8. Description of downloaded files
- We offer reference ST data in h5ad readable with the "anndata" Python package.
- We offer mapped scRNA-seq data in h5ad with predicted spatial coordinates, which is readable with the "anndata" Python package
- We offer a compressed table files package including all table results including:a. single cell coordinate table (sc_coordinate.csv) including some columns:
- “cell_type”: name of the cell type in scRNA-seq.
- “id_new”: new cell id in scRNA-seq.
- “id_st”: id of closest cell in reference ST data.
- “dist”: distance between this cell of scRNA-seq and closest cell/spot of reference ST data.
- “x”: x coordinate of corresponding cell/spot in reference ST data.
- “y”: y coordinate of corresponding cell/spot in reference ST data.
- “x_noise”: predicted x coordinate of this cell in scRNA-seq data with noise.
- “y_noise”: predicted y coordinate of this cell in scRNA-seq data with noise.
b.

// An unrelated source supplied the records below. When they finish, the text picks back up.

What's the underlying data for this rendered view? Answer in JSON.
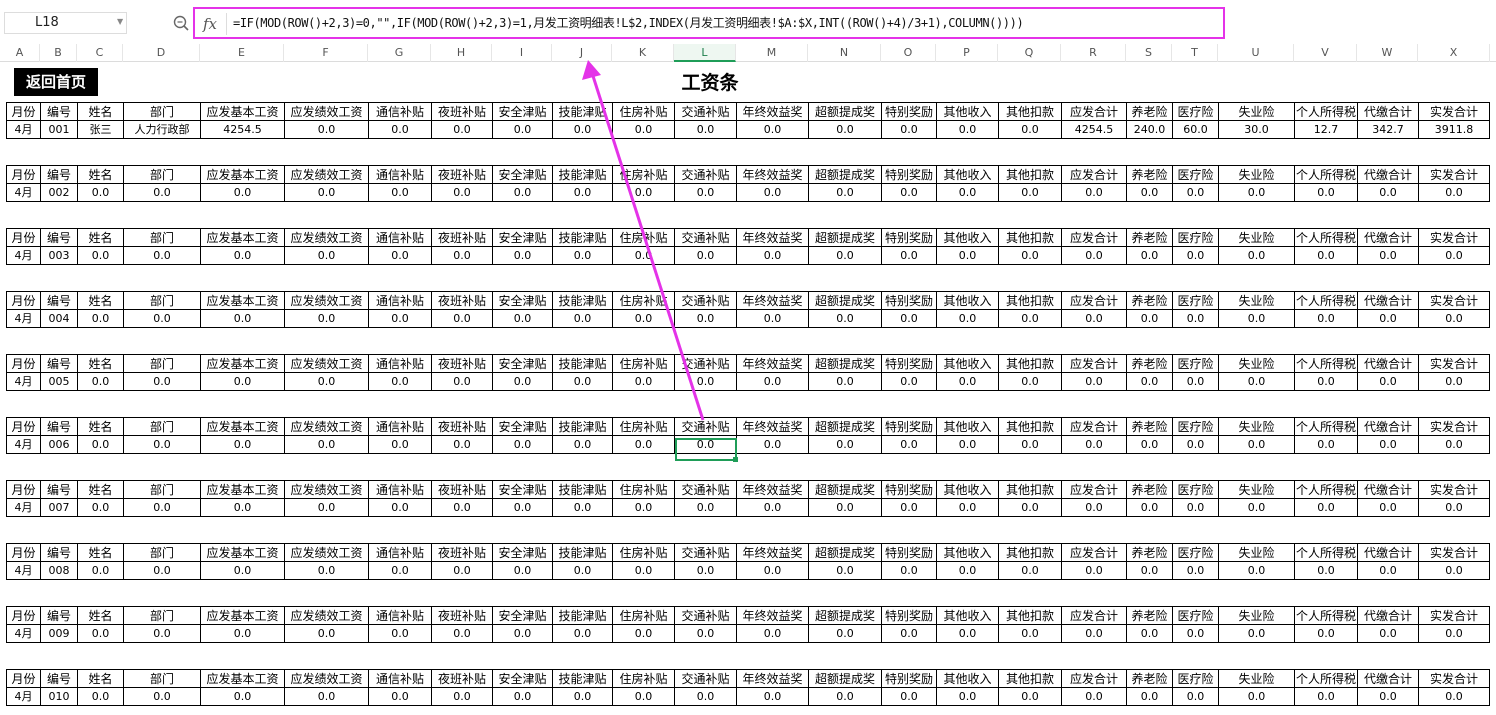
{
  "name_box": "L18",
  "formula": "=IF(MOD(ROW()+2,3)=0,\"\",IF(MOD(ROW()+2,3)=1,月发工资明细表!L$2,INDEX(月发工资明细表!$A:$X,INT((ROW()+4)/3+1),COLUMN())))",
  "fx_label": "fx",
  "columns": [
    "A",
    "B",
    "C",
    "D",
    "E",
    "F",
    "G",
    "H",
    "I",
    "J",
    "K",
    "L",
    "M",
    "N",
    "O",
    "P",
    "Q",
    "R",
    "S",
    "T",
    "U",
    "V",
    "W",
    "X"
  ],
  "selected_column": "L",
  "home_button": "返回首页",
  "title": "工资条",
  "headers": [
    "月份",
    "编号",
    "姓名",
    "部门",
    "应发基本工资",
    "应发绩效工资",
    "通信补贴",
    "夜班补贴",
    "安全津贴",
    "技能津贴",
    "住房补贴",
    "交通补贴",
    "年终效益奖",
    "超额提成奖",
    "特别奖励",
    "其他收入",
    "其他扣款",
    "应发合计",
    "养老险",
    "医疗险",
    "失业险",
    "个人所得税",
    "代缴合计",
    "实发合计"
  ],
  "rows": [
    [
      "4月",
      "001",
      "张三",
      "人力行政部",
      "4254.5",
      "0.0",
      "0.0",
      "0.0",
      "0.0",
      "0.0",
      "0.0",
      "0.0",
      "0.0",
      "0.0",
      "0.0",
      "0.0",
      "0.0",
      "4254.5",
      "240.0",
      "60.0",
      "30.0",
      "12.7",
      "342.7",
      "3911.8"
    ],
    [
      "4月",
      "002",
      "0.0",
      "0.0",
      "0.0",
      "0.0",
      "0.0",
      "0.0",
      "0.0",
      "0.0",
      "0.0",
      "0.0",
      "0.0",
      "0.0",
      "0.0",
      "0.0",
      "0.0",
      "0.0",
      "0.0",
      "0.0",
      "0.0",
      "0.0",
      "0.0",
      "0.0"
    ],
    [
      "4月",
      "003",
      "0.0",
      "0.0",
      "0.0",
      "0.0",
      "0.0",
      "0.0",
      "0.0",
      "0.0",
      "0.0",
      "0.0",
      "0.0",
      "0.0",
      "0.0",
      "0.0",
      "0.0",
      "0.0",
      "0.0",
      "0.0",
      "0.0",
      "0.0",
      "0.0",
      "0.0"
    ],
    [
      "4月",
      "004",
      "0.0",
      "0.0",
      "0.0",
      "0.0",
      "0.0",
      "0.0",
      "0.0",
      "0.0",
      "0.0",
      "0.0",
      "0.0",
      "0.0",
      "0.0",
      "0.0",
      "0.0",
      "0.0",
      "0.0",
      "0.0",
      "0.0",
      "0.0",
      "0.0",
      "0.0"
    ],
    [
      "4月",
      "005",
      "0.0",
      "0.0",
      "0.0",
      "0.0",
      "0.0",
      "0.0",
      "0.0",
      "0.0",
      "0.0",
      "0.0",
      "0.0",
      "0.0",
      "0.0",
      "0.0",
      "0.0",
      "0.0",
      "0.0",
      "0.0",
      "0.0",
      "0.0",
      "0.0",
      "0.0"
    ],
    [
      "4月",
      "006",
      "0.0",
      "0.0",
      "0.0",
      "0.0",
      "0.0",
      "0.0",
      "0.0",
      "0.0",
      "0.0",
      "0.0",
      "0.0",
      "0.0",
      "0.0",
      "0.0",
      "0.0",
      "0.0",
      "0.0",
      "0.0",
      "0.0",
      "0.0",
      "0.0",
      "0.0"
    ],
    [
      "4月",
      "007",
      "0.0",
      "0.0",
      "0.0",
      "0.0",
      "0.0",
      "0.0",
      "0.0",
      "0.0",
      "0.0",
      "0.0",
      "0.0",
      "0.0",
      "0.0",
      "0.0",
      "0.0",
      "0.0",
      "0.0",
      "0.0",
      "0.0",
      "0.0",
      "0.0",
      "0.0"
    ],
    [
      "4月",
      "008",
      "0.0",
      "0.0",
      "0.0",
      "0.0",
      "0.0",
      "0.0",
      "0.0",
      "0.0",
      "0.0",
      "0.0",
      "0.0",
      "0.0",
      "0.0",
      "0.0",
      "0.0",
      "0.0",
      "0.0",
      "0.0",
      "0.0",
      "0.0",
      "0.0",
      "0.0"
    ],
    [
      "4月",
      "009",
      "0.0",
      "0.0",
      "0.0",
      "0.0",
      "0.0",
      "0.0",
      "0.0",
      "0.0",
      "0.0",
      "0.0",
      "0.0",
      "0.0",
      "0.0",
      "0.0",
      "0.0",
      "0.0",
      "0.0",
      "0.0",
      "0.0",
      "0.0",
      "0.0",
      "0.0"
    ],
    [
      "4月",
      "010",
      "0.0",
      "0.0",
      "0.0",
      "0.0",
      "0.0",
      "0.0",
      "0.0",
      "0.0",
      "0.0",
      "0.0",
      "0.0",
      "0.0",
      "0.0",
      "0.0",
      "0.0",
      "0.0",
      "0.0",
      "0.0",
      "0.0",
      "0.0",
      "0.0",
      "0.0"
    ]
  ],
  "colors": {
    "annotation": "#e433e8",
    "selection": "#1f9d58"
  }
}
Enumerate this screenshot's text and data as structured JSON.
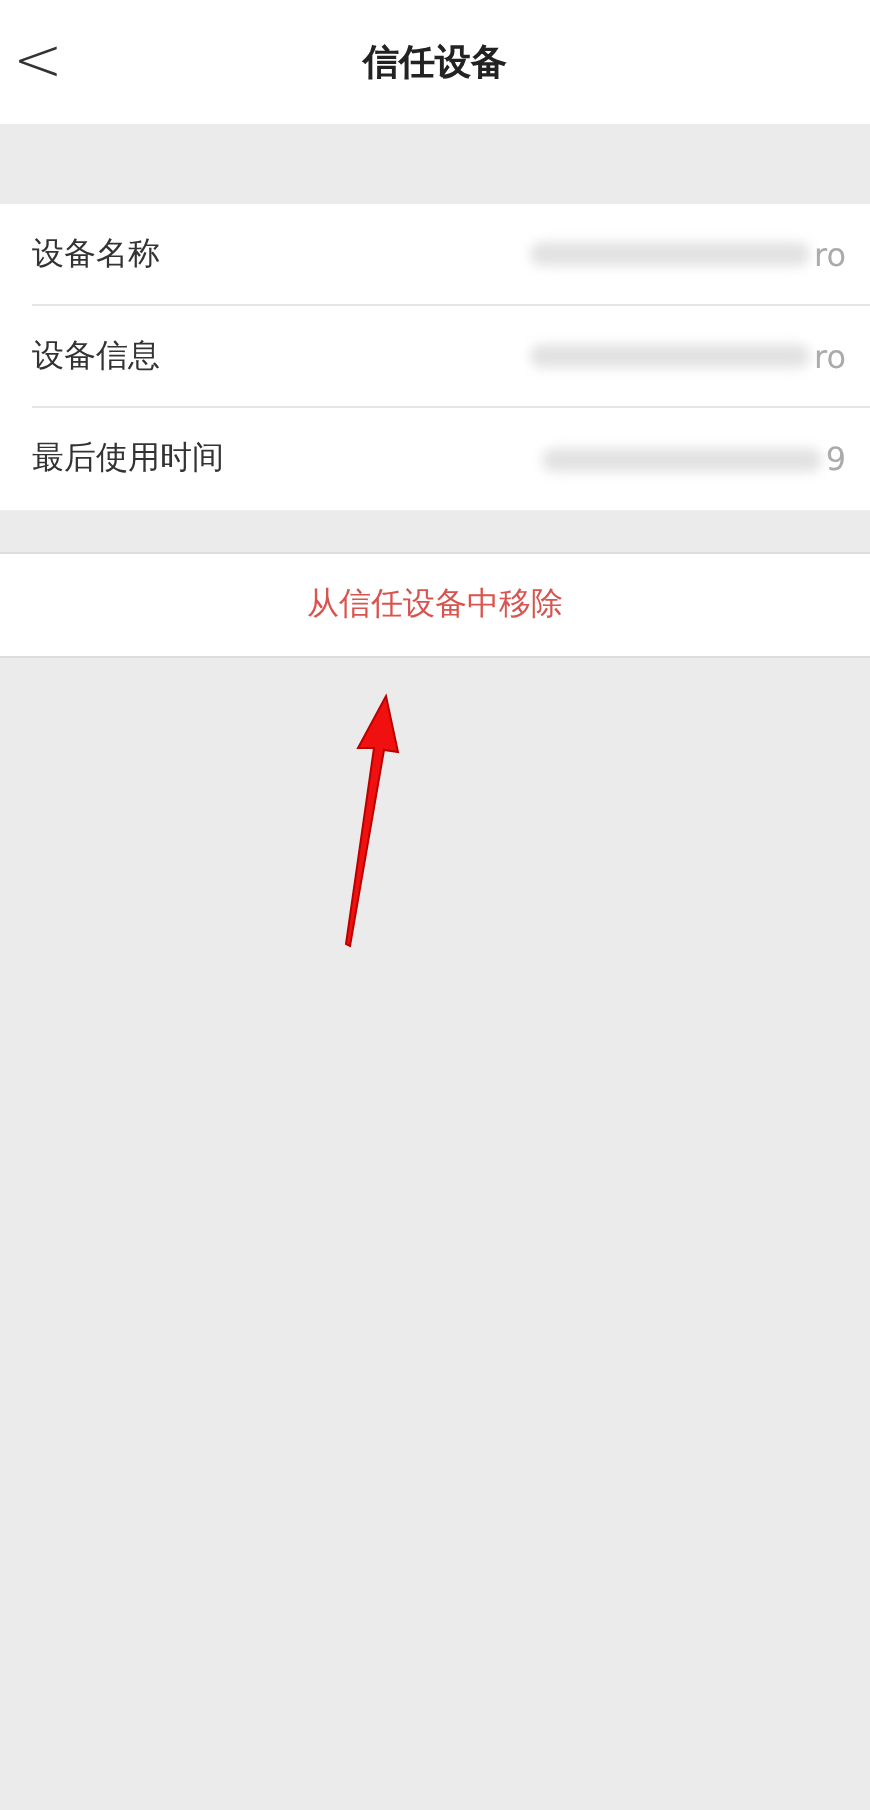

Euclidean distance matrix between any two cell types and euclidean distance table with group name (cell_types_eucDist.csv, cell_types_eucDist_group.csv);
c. CellPhoneDB output files (means.txt, pvalues.txt, significant_means.txt, deconvoluted.txt);- details of these files: https://github.com/ventolab/CellphoneDB/blob/master/Docs/RESULTS-DOCUMENTATION.md
e. Filtered CellPhoneDB output files (significant_means_lt001.csv): contains mean values for each ligand-receptor interaction (rows) for each cell-cell interacting pair (columns) filtered by P value ≤ 0.01, and the description of columns are same to CellPhoneDB output files. - We offer a compressed pdf figure files package including all pdf figure results, which are more optimized than web graphs, including:
a. Euclidean distance matrix heatmap and boxplot of cell types pairs by groups (cell_types_eucDist.heatmap.pdf, cell_types_eucDist.boxplot.pdf) similar to the web graphs;
b. Dot figures for total or each cell type in a group showing the molecular interactions between cell types (dot_plot.pdf, dot_plot_[group]|[cell type].pdf) similar to web graphs, where means of the average expression level of two interacting molecular are indicated by color;
c. Heatmap showing the total number of interactions between cell types (inter_count_heatmap.pdf) similar to the web graph;